En fait, Bruno Madelaine est à la tête de deux concessions Renault et Alpine dans la région d'Arras : Beaurains et Achicourt. Vente de neuf et d'occasion. Mécanique. Tôlerie. Peinture. Quinze salariés. "Je suis là par hasard" s'amuse ce Parisien de 57 ans qui a passé quinze ans de sa vie professionnelle dans le monde de la finance. Un profil atypique. Sa première entreprise avait une flotte importante de véhicules ; c'est ainsi qu'il s'est lié d'amitié avec un chef d'atelier dont le garage s'est un jour retrouvé en vente. Il a acheté.

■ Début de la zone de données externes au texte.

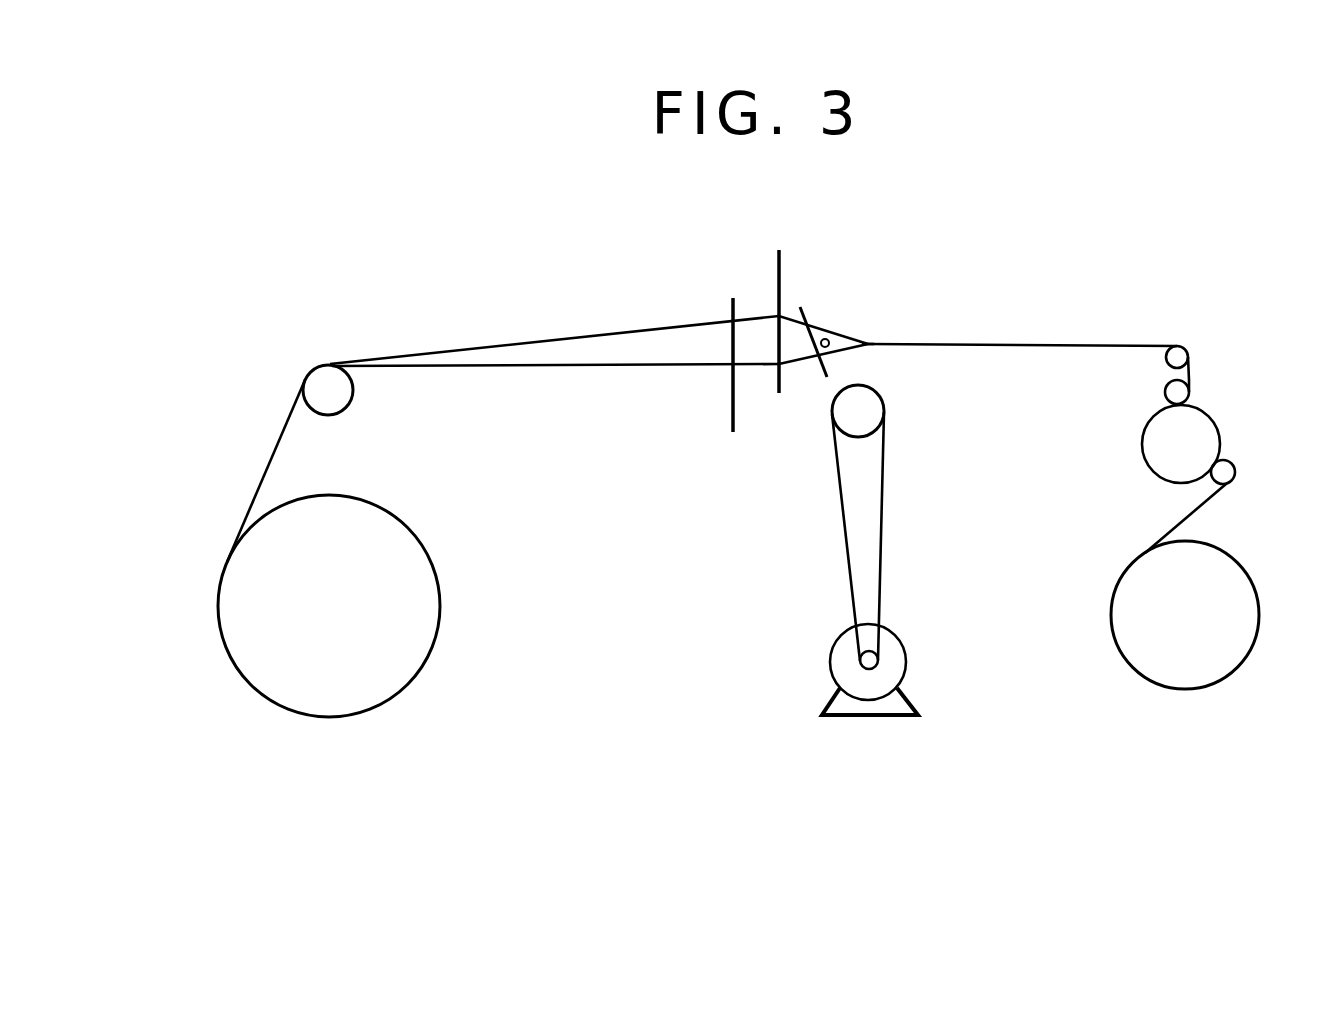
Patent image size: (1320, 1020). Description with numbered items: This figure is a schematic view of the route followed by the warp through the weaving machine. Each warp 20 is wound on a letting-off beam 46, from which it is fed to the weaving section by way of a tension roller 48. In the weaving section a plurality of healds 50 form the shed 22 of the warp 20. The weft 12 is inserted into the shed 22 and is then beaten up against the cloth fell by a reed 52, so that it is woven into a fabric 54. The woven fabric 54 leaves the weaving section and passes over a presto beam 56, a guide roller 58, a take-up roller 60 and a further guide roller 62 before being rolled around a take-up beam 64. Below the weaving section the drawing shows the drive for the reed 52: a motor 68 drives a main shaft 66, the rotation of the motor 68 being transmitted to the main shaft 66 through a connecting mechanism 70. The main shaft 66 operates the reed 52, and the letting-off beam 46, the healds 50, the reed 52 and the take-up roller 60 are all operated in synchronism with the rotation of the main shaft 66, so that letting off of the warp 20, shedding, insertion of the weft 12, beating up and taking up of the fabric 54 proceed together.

L'importance d'avoir une date comme objectif
"Avoir une date précise pour le déconfinement, le 11 mai", explique Bruno Madelaine, "c'est important pour nos clients mais aussi pour les fournisseurs et les constructeurs. Leurs productions redémarrent doucement (c'est le cas pour l'usine Toyota de Valenciennes depuis le 21 avril). Les industriels et les syndicats ont eu peur pour les salariés. Par excès de prudence - je crois - ils ont tout arrêté. On s'est donc retrouvé sans pièces détachées et sans pièces d'origine, et faute d'approvisionnement, on s'est retrouvé à notre tour à l'arrêt complet."
L'entrepreneur le regrette : "On a stoppé net toute la chaine, alors que le pays avait toujours besoin de transport individuel ! Les médecins avaient besoin de leurs voitures. Les livreurs avaient besoin de leurs véhicules."
Ce n'est pas la seule anomalie que relève Bruno Madelaine, dont les salariés sont en chômage partiel depuis le 23 mars. "Ce chômage partiel, au départ, nous n'y avions pas droit... puisque notre activité professionnelle n'était pas sensée s'arrêter. Mais, outre la pénurie de pièces détachées, les règles du confinement interdisaient à nos clients de venir nous voir ! C'était ubuesque ! Heureusement, ça s'est débloqué fin mars. Mais pendant une dizaine de jours, on a eu la trouille..."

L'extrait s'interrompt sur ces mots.